STIR-FRY HOT CHICKEN

Ingredients:
4 skinless chicken breasts, diced into 1/3-inch/8ml cubes
1/2 tsp. salt
1 sweet red pepper, diced
4 Tbs. olive or canola oil
2 dried chili peppers
1 Tbs. chopped onion
1 slice chopped root ginger
1 Tbs. low-sodium soy sauce
2 tsp. tomato concentrate
2 Tbs. sherry
1/4 chicken bouillon cube dissolved in 1 Tbs. hot water
Recipe:
1. Rub salt in chicken pieces. Heat 2 tablespoons oil in pan.
2. Add the chicken and stir-fry for 2 minutes and remove.
3. Add the rest of the oil in the pan, and the chili peppers, onion, ginger and sweet pepper; stir-fry for 2 minutes.

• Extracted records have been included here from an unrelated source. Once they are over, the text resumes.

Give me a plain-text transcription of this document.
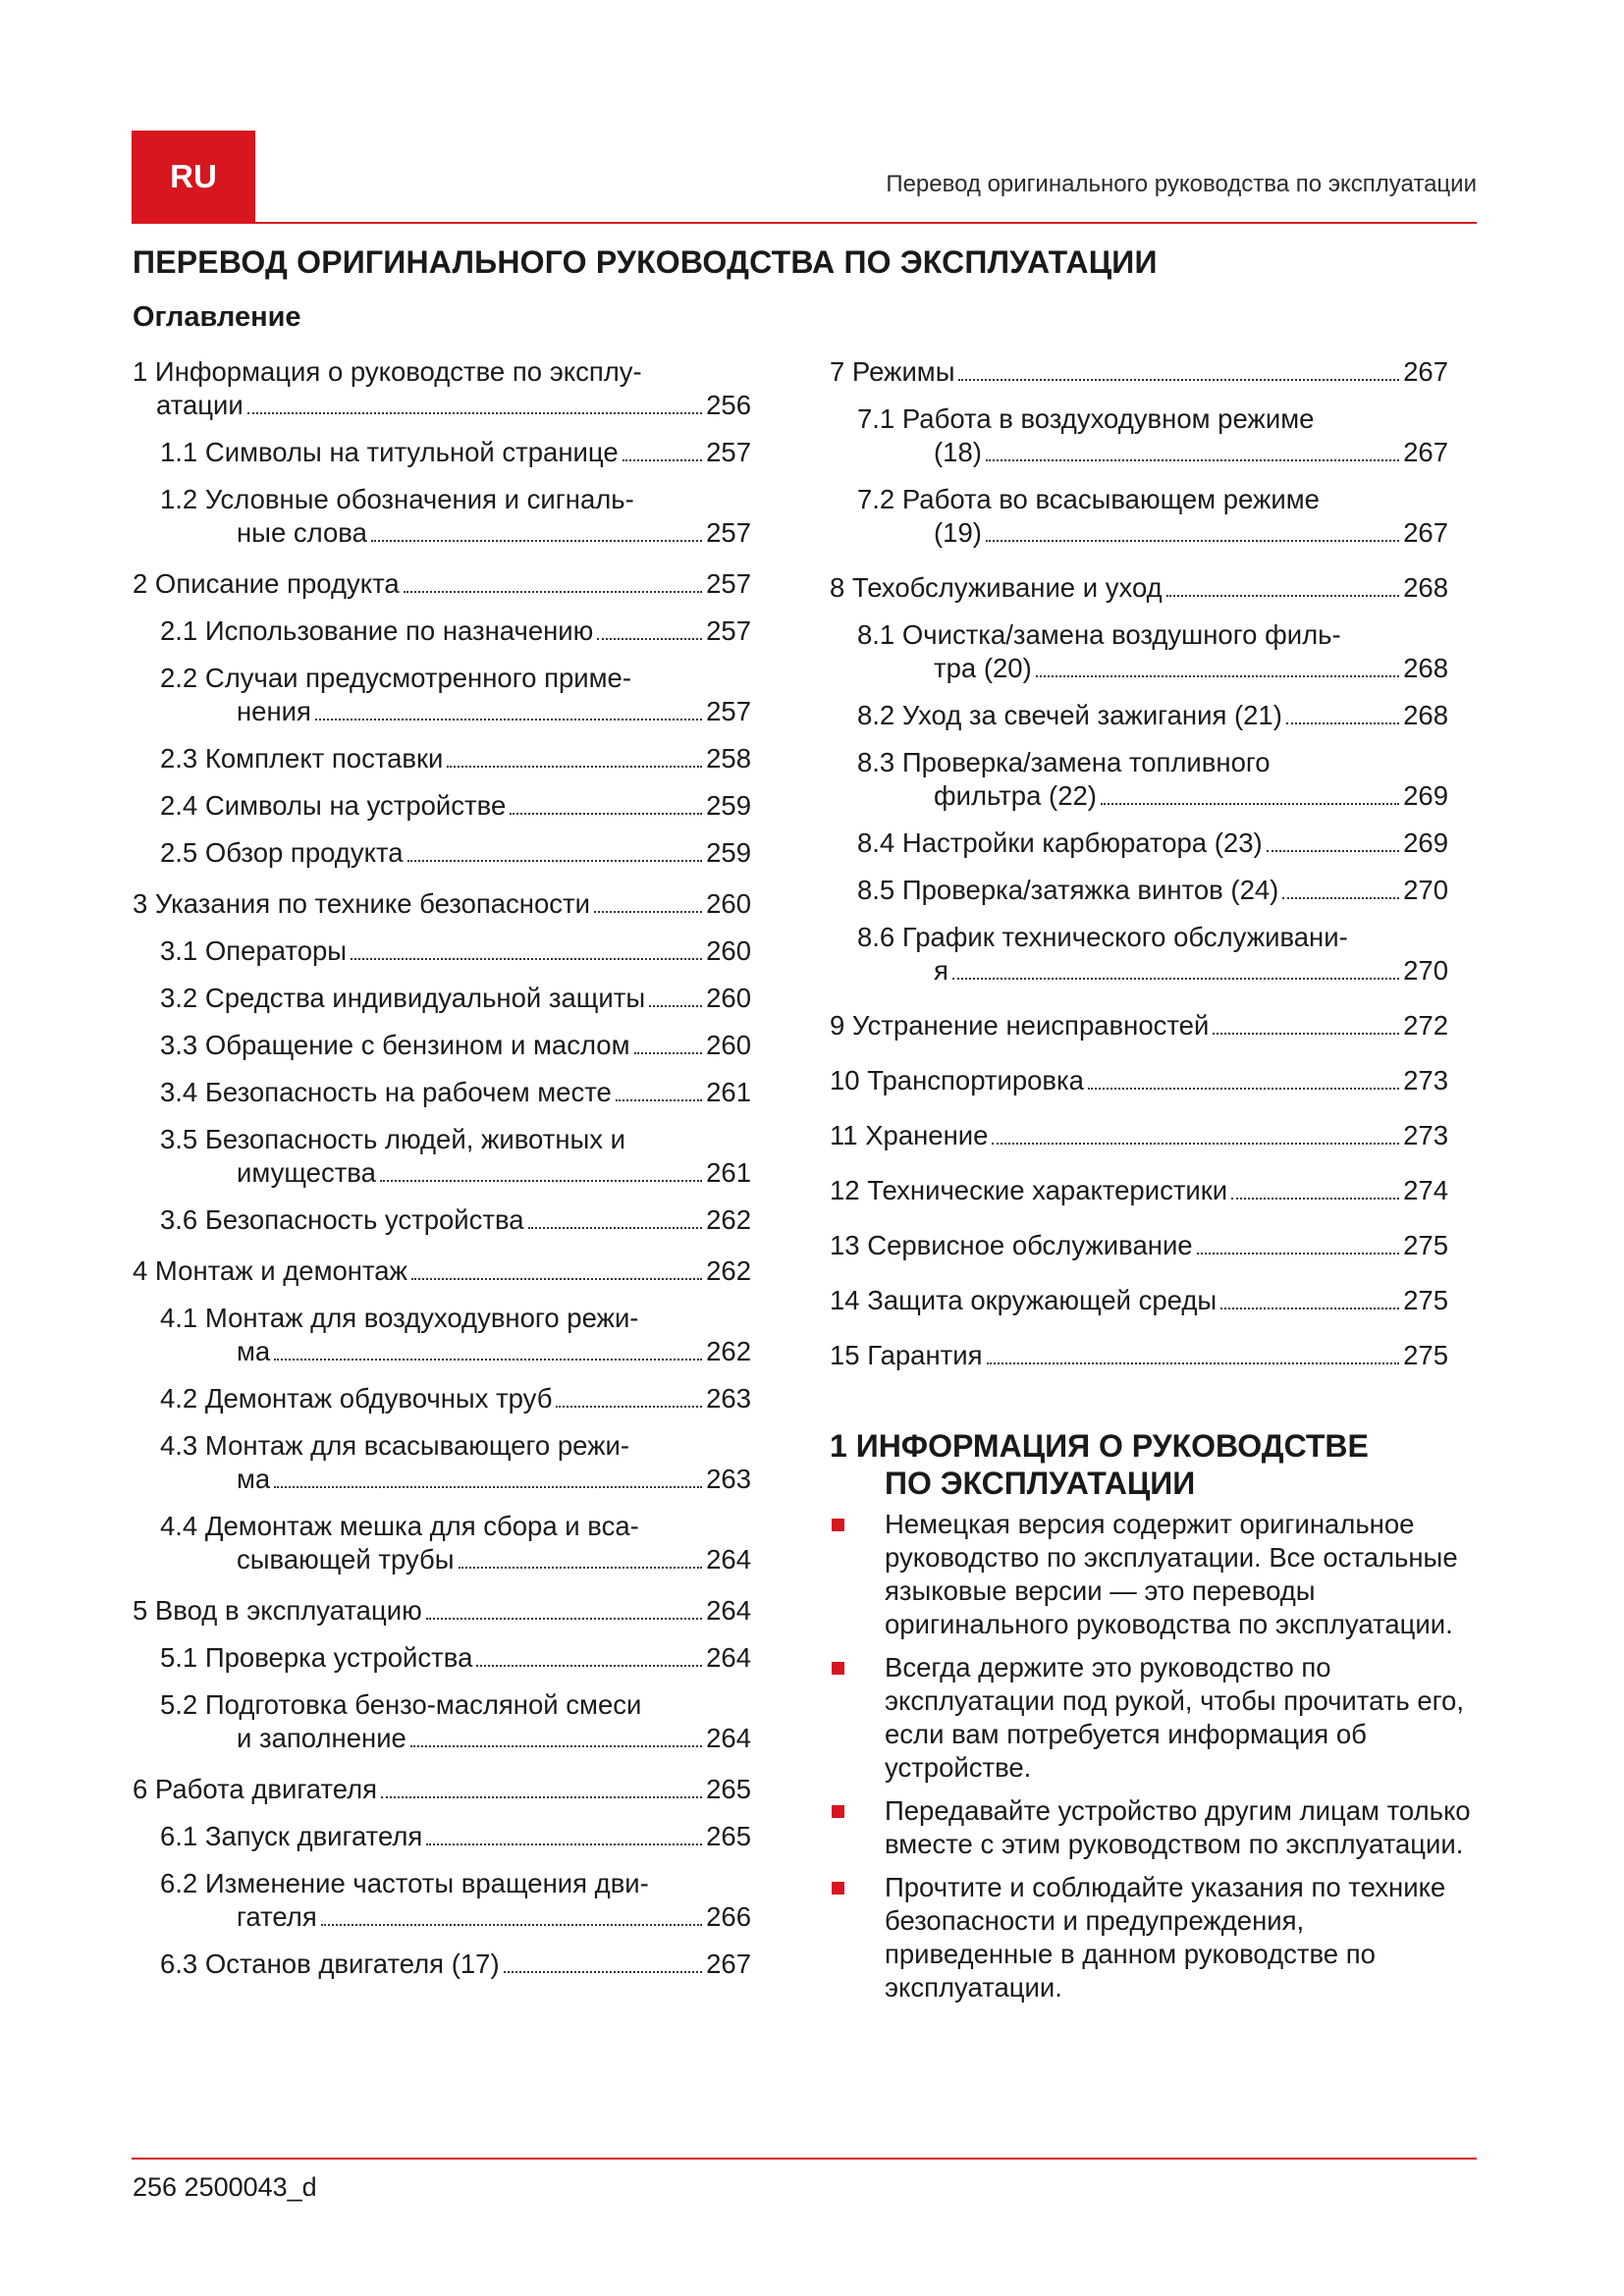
RU	Перевод оригинального руководства по эксплуатации
ПЕРЕВОД ОРИГИНАЛЬНОГО РУКОВОДСТВА ПО ЭКСПЛУАТАЦИИ
Оглавление
1 Информация о руководстве по эксплу-
атации	256
1.1 Символы на титульной странице	257
1.2 Условные обозначения и сигналь-
ные слова	257
2 Описание продукта	257
2.1 Использование по назначению	257
2.2 Случаи предусмотренного приме-
нения	257
2.3 Комплект поставки	258
2.4 Символы на устройстве	259
2.5 Обзор продукта	259
3 Указания по технике безопасности	260
3.1 Операторы	260
3.2 Средства индивидуальной защиты 260
3.3 Обращение с бензином и маслом	260
3.4 Безопасность на рабочем месте	261
3.5 Безопасность людей, животных и
имущества	261
3.6 Безопасность устройства	262
4 Монтаж и демонтаж	262
4.1 Монтаж для воздуходувного режи-
ма	262
4.2 Демонтаж обдувочных труб	263
4.3 Монтаж для всасывающего режи-
ма	263
4.4 Демонтаж мешка для сбора и вса-
сывающей трубы	264
5 Ввод в эксплуатацию	264
5.1 Проверка устройства	264
5.2 Подготовка бензо-масляной смеси
и заполнение	264
6 Работа двигателя	265
6.1 Запуск двигателя	265
6.2 Изменение частоты вращения дви-
гателя	266
6.3 Останов двигателя (17)	267
7 Режимы	267
7.1 Работа в воздуходувном режиме
(18)	267
7.2 Работа во всасывающем режиме
(19)	267
8 Техобслуживание и уход	268
8.1 Очистка/замена воздушного филь-
тра (20)	268
8.2 Уход за свечей зажигания (21)	268
8.3 Проверка/замена топливного
фильтра (22)	269
8.4 Настройки карбюратора (23)	269
8.5 Проверка/затяжка винтов (24)	270
8.6 График технического обслуживани-
я	270
9 Устранение неисправностей	272
10 Транспортировка	273
11 Хранение	273
12 Технические характеристики	274
13 Сервисное обслуживание	275
14 Защита окружающей среды	275
15 Гарантия	275
1 ИНФОРМАЦИЯ О РУКОВОДСТВЕ
ПО ЭКСПЛУАТАЦИИ
Немецкая версия содержит оригинальное руководство по эксплуатации. Все остальные языковые версии — это переводы оригинального руководства по эксплуатации.
Всегда держите это руководство по эксплуатации под рукой, чтобы прочитать его, если вам потребуется информация об устройстве.
Передавайте устройство другим лицам только вместе с этим руководством по эксплуатации.
Прочтите и соблюдайте указания по технике безопасности и предупреждения, приведенные в данном руководстве по эксплуатации.
256 2500043_d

4. Add soy sauce, tomato, sherry and chicken bouillon cube; stir-fry for 2 minutes.
5. Return chicken to the pan and stir-fry for 1 minute.
6. Place in serving dish and serve.
Serves:
4
Notes:
Stir-frying chicken breasts is a better idea than roasting a whole chicken, because you are not tempted to eat the skin which contains harmful saturated fat. Fat content: Each serving has about 18g of fat.